In November 2007, he received his first red card of his OB career in a game against Randers FC. He was evicted for intervening in a confrontation between OB's Norwegian Bengt Sæternes and Randers' Ghanaian Issah Ahmed by stating that "this is Denmark", which the referee deemed "indecent language" towards Ahmed. Sørensen stated that he did not have any racistic intention but wanted to end the confrontation which he found an annoying pause in the game, and had finished the sentence "and we clearly don't speak the same language". The explanation was accepted by the Danish Football Association, who did not impose any additional punishment except from the one-game suspension due to the red card.

When Laursen left OB in the winter 2007, Sørensen declined to become new team captain, settling as vice-captain to Esben Hansen. He eventually established himself as captain during Hansen's prolonged absence from the team and subsequent loan deal in the summer 2009. Sørensen helped OB finish second in the Danish Superliga 2008-09 and Danish Superliga 2009-10 seasons.

===Randers FC===
In the start of 2012 he signed a 2 year long contract with Randers FC.

==International career==
Sørensen was called up for the Denmark League XI national football team, to play a number of unofficial national team games in the Hong Kong in January 2006, by national team manager Morten Olsen. He was hospitalized due to dehydration after the first game, but returned to the team for the third and last game of the tour. He was again called up for the League XI tours in January 2007, 2008, and 2009, playing a combined total seven games for the team.

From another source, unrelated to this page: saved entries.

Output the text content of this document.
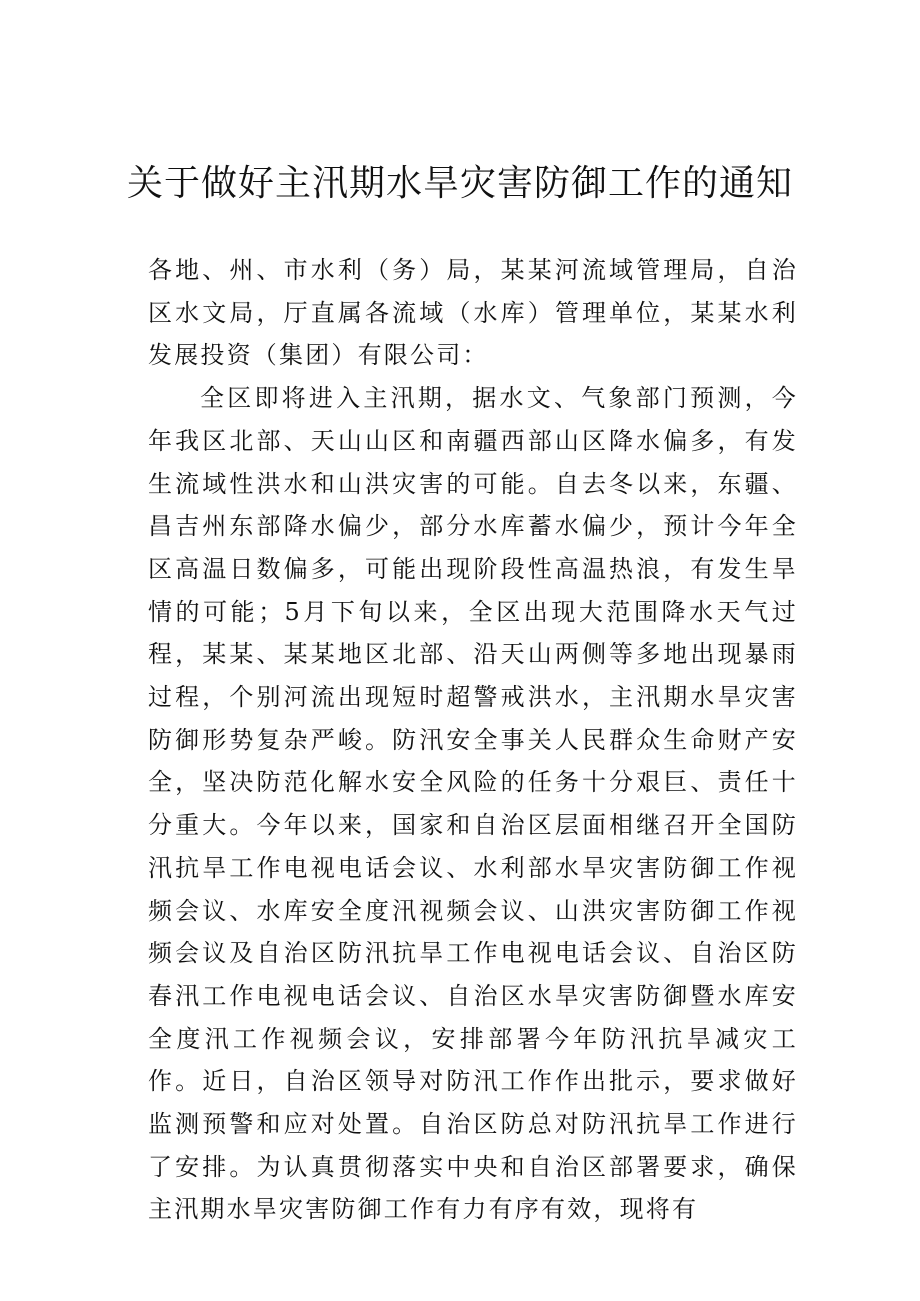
关于做好主汛期水旱灾害防御工作的通知

各地、州、市水利（务）局，某某河流域管理局，自治区水文局，厅直属各流域（水库）管理单位，某某水利发展投资（集团）有限公司：

全区即将进入主汛期，据水文、气象部门预测，今年我区北部、天山山区和南疆西部山区降水偏多，有发生流域性洪水和山洪灾害的可能。自去冬以来，东疆、昌吉州东部降水偏少，部分水库蓄水偏少，预计今年全区高温日数偏多，可能出现阶段性高温热浪，有发生旱情的可能；5月下旬以来，全区出现大范围降水天气过程，某某、某某地区北部、沿天山两侧等多地出现暴雨过程，个别河流出现短时超警戒洪水，主汛期水旱灾害防御形势复杂严峻。防汛安全事关人民群众生命财产安全，坚决防范化解水安全风险的任务十分艰巨、责任十分重大。今年以来，国家和自治区层面相继召开全国防汛抗旱工作电视电话会议、水利部水旱灾害防御工作视频会议、水库安全度汛视频会议、山洪灾害防御工作视频会议及自治区防汛抗旱工作电视电话会议、自治区防春汛工作电视电话会议、自治区水旱灾害防御暨水库安全度汛工作视频会议，安排部署今年防汛抗旱减灾工作。近日，自治区领导对防汛工作作出批示，要求做好监测预警和应对处置。自治区防总对防汛抗旱工作进行了安排。为认真贯彻落实中央和自治区部署要求，确保主汛期水旱灾害防御工作有力有序有效，现将有
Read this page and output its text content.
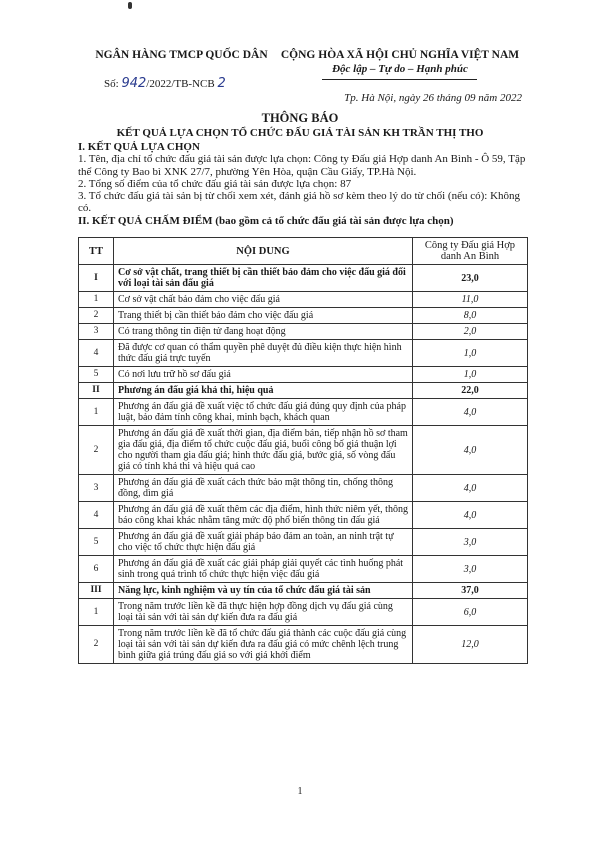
NGÂN HÀNG TMCP QUỐC DÂN	CỘNG HÒA XÃ HỘI CHỦ NGHĨA VIỆT NAM
Độc lập – Tự do – Hạnh phúc
Số: 942/2022/TB-NCB 2
Tp. Hà Nội, ngày 26 tháng 09 năm 2022
THÔNG BÁO
KẾT QUẢ LỰA CHỌN TỔ CHỨC ĐẤU GIÁ TÀI SẢN KH TRẦN THỊ THO

I. KẾT QUẢ LỰA CHỌN

1. Tên, địa chỉ tổ chức đấu giá tài sản được lựa chọn: Công ty Đấu giá Hợp danh An Bình - Ô 59, Tập thể Công ty Bao bì XNK 27/7, phường Yên Hòa, quận Cầu Giấy, TP.Hà Nội.

2. Tổng số điểm của tổ chức đấu giá tài sản được lựa chọn: 87

3. Tổ chức đấu giá tài sản bị từ chối xem xét, đánh giá hồ sơ kèm theo lý do từ chối (nếu có): Không có.

II. KẾT QUẢ CHẤM ĐIỂM (bao gồm cả tổ chức đấu giá tài sản được lựa chọn)

TT	NỘI DUNG	Công ty Đấu giá Hợp danh An Bình
I	Cơ sở vật chất, trang thiết bị cần thiết bảo đảm cho việc đấu giá đối với loại tài sản đấu giá	23,0
1	Cơ sở vật chất bảo đảm cho việc đấu giá	11,0
2	Trang thiết bị cần thiết bảo đảm cho việc đấu giá	8,0
3	Có trang thông tin điện tử đang hoạt động	2,0
4	Đã được cơ quan có thẩm quyền phê duyệt đủ điều kiện thực hiện hình thức đấu giá trực tuyến	1,0
5	Có nơi lưu trữ hồ sơ đấu giá	1,0
II	Phương án đấu giá khả thi, hiệu quả	22,0
1	Phương án đấu giá đề xuất việc tổ chức đấu giá đúng quy định của pháp luật, bảo đảm tính công khai, minh bạch, khách quan	4,0
2	Phương án đấu giá đề xuất thời gian, địa điểm bán, tiếp nhận hồ sơ tham gia đấu giá, địa điểm tổ chức cuộc đấu giá, buổi công bố giá thuận lợi cho người tham gia đấu giá; hình thức đấu giá, bước giá, số vòng đấu giá có tính khả thi và hiệu quả cao	4,0
3	Phương án đấu giá đề xuất cách thức bảo mật thông tin, chống thông đồng, dìm giá	4,0
4	Phương án đấu giá đề xuất thêm các địa điểm, hình thức niêm yết, thông báo công khai khác nhằm tăng mức độ phổ biến thông tin đấu giá	4,0
5	Phương án đấu giá đề xuất giải pháp bảo đảm an toàn, an ninh trật tự cho việc tổ chức thực hiện đấu giá	3,0
6	Phương án đấu giá đề xuất các giải pháp giải quyết các tình huống phát sinh trong quá trình tổ chức thực hiện việc đấu giá	3,0
III	Năng lực, kinh nghiệm và uy tín của tổ chức đấu giá tài sản	37,0
1	Trong năm trước liền kề đã thực hiện hợp đồng dịch vụ đấu giá cùng loại tài sản với tài sản dự kiến đưa ra đấu giá	6,0
2	Trong năm trước liền kề đã tổ chức đấu giá thành các cuộc đấu giá cùng loại tài sản với tài sản dự kiến đưa ra đấu giá có mức chênh lệch trung bình giữa giá trúng đấu giá so với giá khởi điểm	12,0
1
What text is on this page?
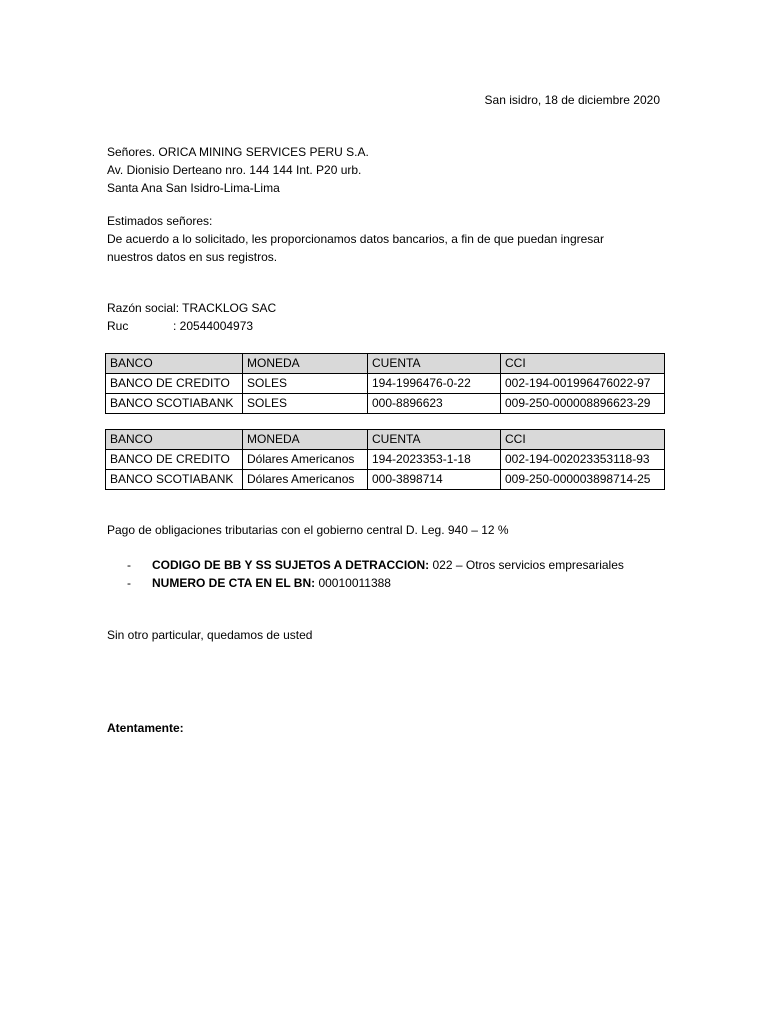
San isidro, 18 de diciembre 2020
Señores. ORICA MINING SERVICES PERU S.A.
Av. Dionisio Derteano nro. 144 144 Int. P20 urb.
Santa Ana San Isidro-Lima-Lima
Estimados señores:
De acuerdo a lo solicitado, les proporcionamos datos bancarios, a fin de que puedan ingresar
nuestros datos en sus registros.
Razón social: TRACKLOG SAC
Ruc	: 20544004973
BANCO	MONEDA	CUENTA	CCI
BANCO DE CREDITO	SOLES	194-1996476-0-22	002-194-001996476022-97
BANCO SCOTIABANK	SOLES	000-8896623	009-250-000008896623-29
BANCO	MONEDA	CUENTA	CCI
BANCO DE CREDITO	Dólares Americanos	194-2023353-1-18	002-194-002023353118-93
BANCO SCOTIABANK	Dólares Americanos	000-3898714	009-250-000003898714-25
Pago de obligaciones tributarias con el gobierno central D. Leg. 940 – 12 %
- CODIGO DE BB Y SS SUJETOS A DETRACCION: 022 – Otros servicios empresariales
- NUMERO DE CTA EN EL BN: 00010011388
Sin otro particular, quedamos de usted
Atentamente:
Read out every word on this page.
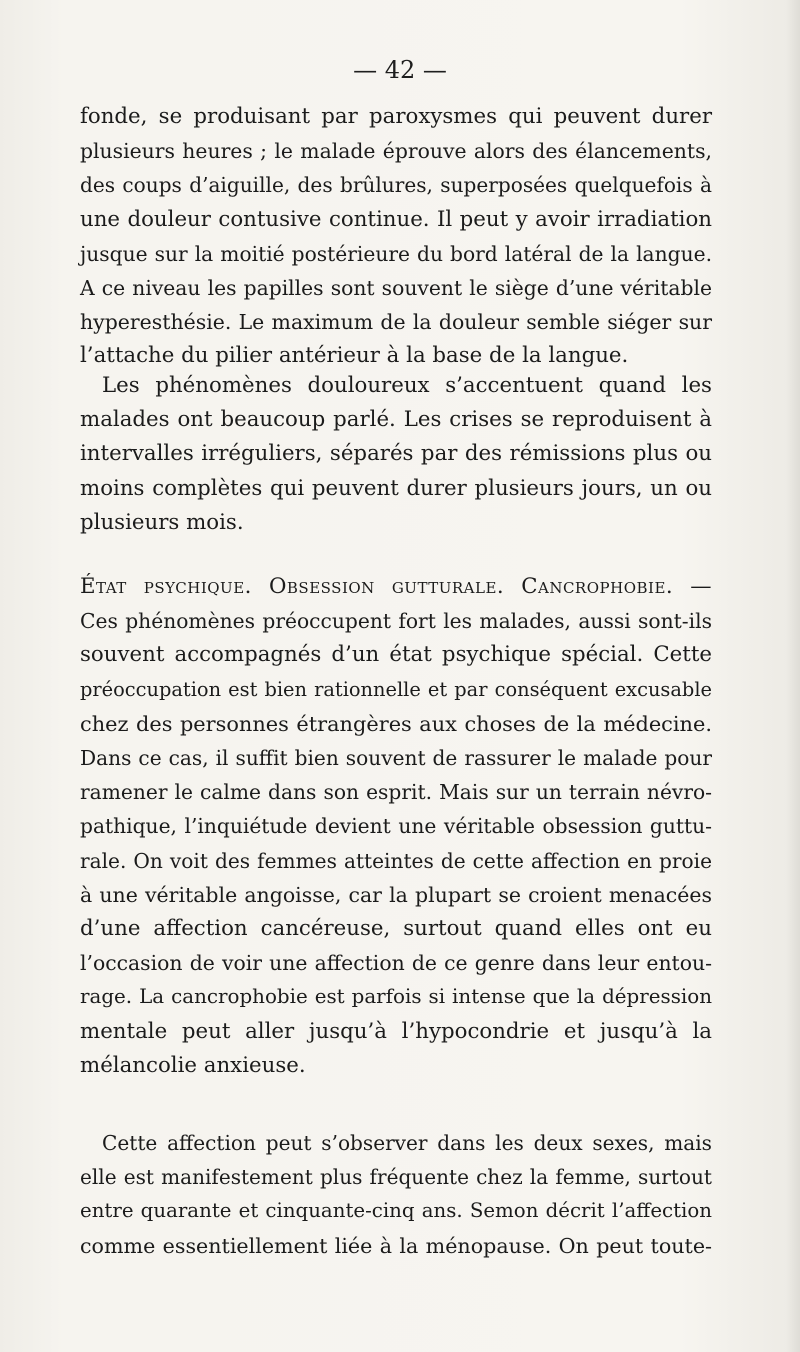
— 42 —
fonde, se produisant par paroxysmes qui peuvent durer
plusieurs heures ; le malade éprouve alors des élancements,
des coups d’aiguille, des brûlures, superposées quelquefois à
une douleur contusive continue. Il peut y avoir irradiation
jusque sur la moitié postérieure du bord latéral de la langue.
A ce niveau les papilles sont souvent le siège d’une véritable
hyperesthésie. Le maximum de la douleur semble siéger sur
l’attache du pilier antérieur à la base de la langue.
Les phénomènes douloureux s’accentuent quand les
malades ont beaucoup parlé. Les crises se reproduisent à
intervalles irréguliers, séparés par des rémissions plus ou
moins complètes qui peuvent durer plusieurs jours, un ou
plusieurs mois.
État psychique. Obsession gutturale. Cancrophobie. —
Ces phénomènes préoccupent fort les malades, aussi sont-ils
souvent accompagnés d’un état psychique spécial. Cette
préoccupation est bien rationnelle et par conséquent excusable
chez des personnes étrangères aux choses de la médecine.
Dans ce cas, il suffit bien souvent de rassurer le malade pour
ramener le calme dans son esprit. Mais sur un terrain névro-
pathique, l’inquiétude devient une véritable obsession guttu-
rale. On voit des femmes atteintes de cette affection en proie
à une véritable angoisse, car la plupart se croient menacées
d’une affection cancéreuse, surtout quand elles ont eu
l’occasion de voir une affection de ce genre dans leur entou-
rage. La cancrophobie est parfois si intense que la dépression
mentale peut aller jusqu’à l’hypocondrie et jusqu’à la
mélancolie anxieuse.
Cette affection peut s’observer dans les deux sexes, mais
elle est manifestement plus fréquente chez la femme, surtout
entre quarante et cinquante-cinq ans. Semon décrit l’affection
comme essentiellement liée à la ménopause. On peut toute-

In October 2007, he was included by Olsen in the A national team, and made his debut in the 3–1 win against Latvia in the UEFA Euro 2008 qualification tournament. He played a further two qualification games in November 2007. He played his fourth national team game in a row in February 2008, before he was dropped from the team in favour of Thomas Rasmussen. He returned to the national team in February 2009, playing his fifth game. He was called up again in August 2009, but had to pull out of the squad injured.

In July 2017, Sørensen was part of the Danish squad for the first-ever Star Sixes tournament at the O2 Arena. Scoring four goals en route to the final, he ended up being voted Star of the Tournament ahead of Míchel Salgado, Robert Pires and Gilberto Silva. Denmark lost the final against France 1-2.